So, I wasn’t going to bother with this one, but a friend of Facebook (why is it always Facebook!?!) sent me a series of pictures to show why the police officer, Corporal Eric Casebolt, was right to draw his weapon, and that he would have done the same thing. When I didn’t immediately agree, things got a little rough.
So, if you haven’t seen the video, go find it — I’m too lazy today to link to it. The broad strokes. There’s a pool party in a good middle-class neighborhood in McKinney, Texas (why is it always Texas!?!) that got crashed by “some black kids that didn’t live there” according to the police call. A (too) few officers show up and the kids start dispersing. At this point, were this 20 years ago, they’d ask a few questions, find out who was throwing alleged punches, and go get them.
Not this guy. It look like his ninja rolls into the fray at the start of the video (I think he tripped, but the image of a cop so hot to get into it he acts like an action hero is too damned delicious not to run with…) and started chasing kids down to hold them. He’s pissed when they don’t listen or immediately obey. It’s bad strategy — they went in without a semblance of an idea of what the situation required, or what they would do when thing inevitably didn’t go as expected.
Add to that bad strategy — he’s trying to spread himself across half a dozen suspects and half a small town block. There’s zero way to control the event — there’s too much ground and too many moving parts, and he doesn’t have enough backup. Instead of trying to de-escalate, he’s winding the crowd up. It gets worse when some mouthy girls finally get under his skin. Does he got for the “mouth” of the pack of girls? No, he snags the quiet one and when she doesn’t immediately acquiesce to his demands, he throws her to the ground and kneels on her neck. Bad. Fucking. Move.
Worse, now he’s got a bunch of folks, including a white guy who looks mid-20s and is probably a resident, surrounding him and taunting (rightly) him. The guy drops into a squat and either reaches behind himself, or the momentum of his action causes his arm to sling back behind him. The cop sees a guy reaching and draws his gun. I’ll even say it was understandable for him to do so, but when the guy goes track star, Casebolt starts to pursue and is stopped by other officers, before he reholsters his weapon.

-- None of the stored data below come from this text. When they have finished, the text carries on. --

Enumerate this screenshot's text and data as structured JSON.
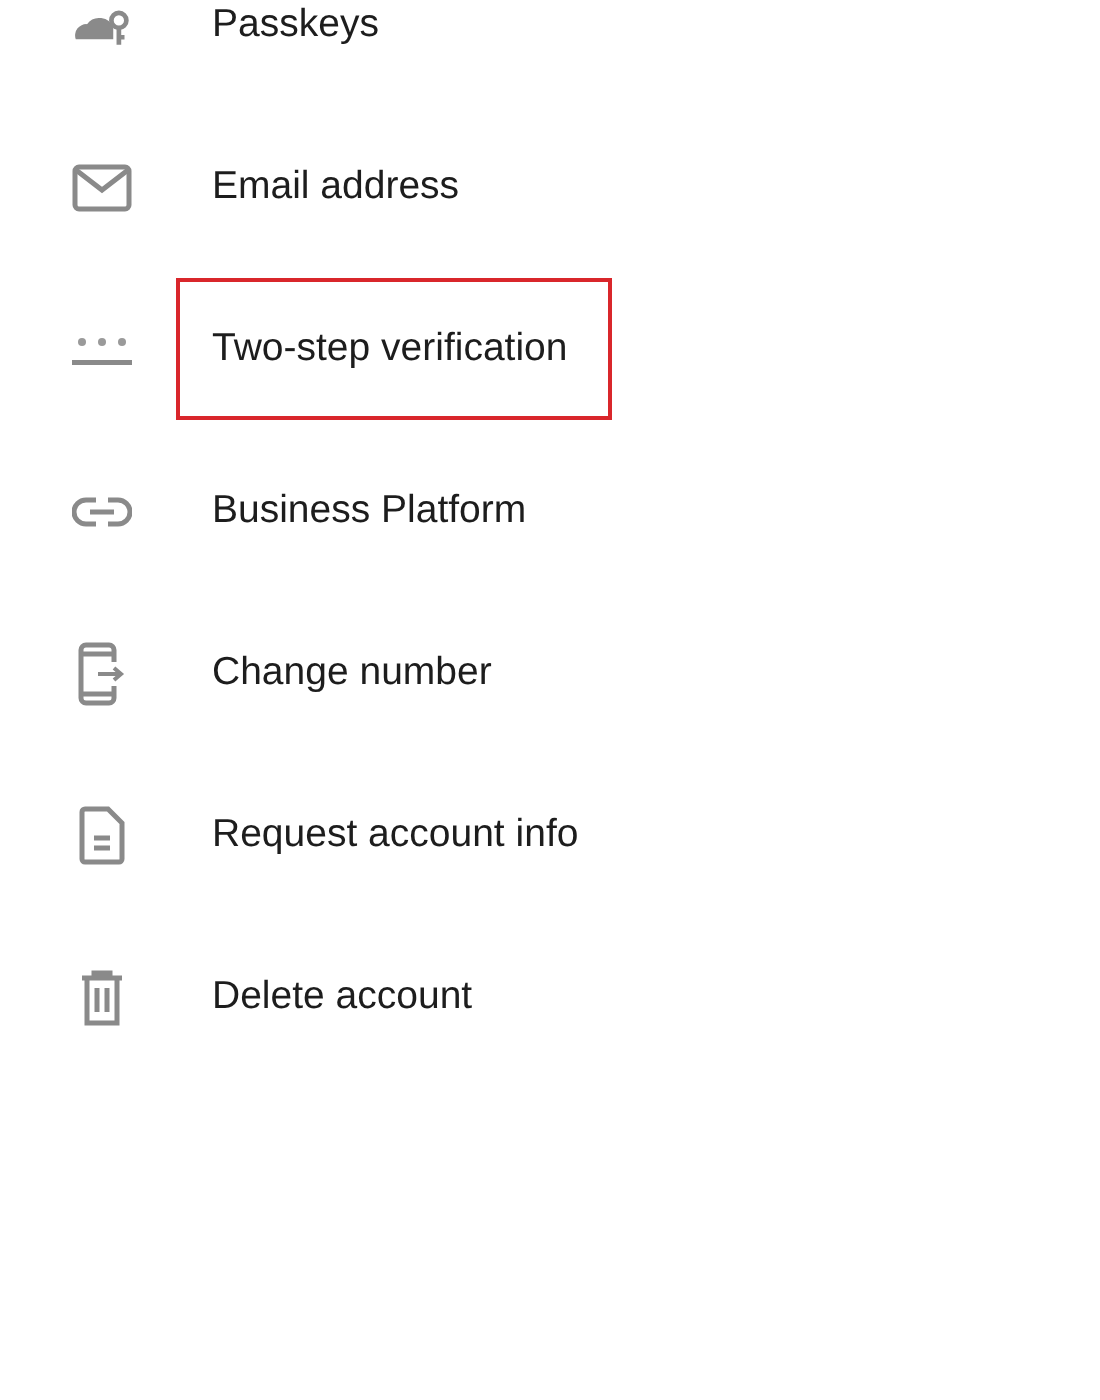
{
  "items": [
    {
      "label": "Passkeys",
      "highlighted": false
    },
    {
      "label": "Email address",
      "highlighted": false
    },
    {
      "label": "Two-step verification",
      "highlighted": true
    },
    {
      "label": "Business Platform",
      "highlighted": false
    },
    {
      "label": "Change number",
      "highlighted": false
    },
    {
      "label": "Request account info",
      "highlighted": false
    },
    {
      "label": "Delete account",
      "highlighted": false
    }
  ]
}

Later, he’s placed on administrative leave, and smartly quits the force. I doubt the Outrage Machine™ will leave it at that, but that should be the end of it. Casebolt screwed up and paid for it.
Now, let’s “Monday Morning Quarterback”, or as we called it in the army, let’s do an after action report. Was he right to draw? Maybe, if he hadn’t been obviously wound up tight, if he hadn’t been over-reacting to perceived slights to his authori-tah, and hadn’t been spreading himself so thin.
The issue is the shift from conflict resolution style policing, where you try to deescalate a situation, to coercive, ham-fisted use of violence (deadly or otherwise) to force compliance with their instructions. When you have dozens to one numbers, anything less than dispersing the crowd and spinning things down is stupid, and is going to put an office in a place like this. You have ubiquitous sousvellance — cell phones and people taking video of police action — which means you better go into a call with a plan and think (not overthink, not second-guess, but think through your actions) instead of reacting blindly and emotionally.
The badge and gun carry an added expectation of responsible action, and police have to realize that this expectation is not going away. Yes, sometimes you have to throw down. Sometimes you have to shoot. But the trick is knowing when it’s appropriate. I suspect the “us vs. them, we’re at war, you go home before they do” mentality, rather than a “protect and serve” one is at the center of the decrease in trust and respect for police officers. No one respects a bully, even if they are afraid of them.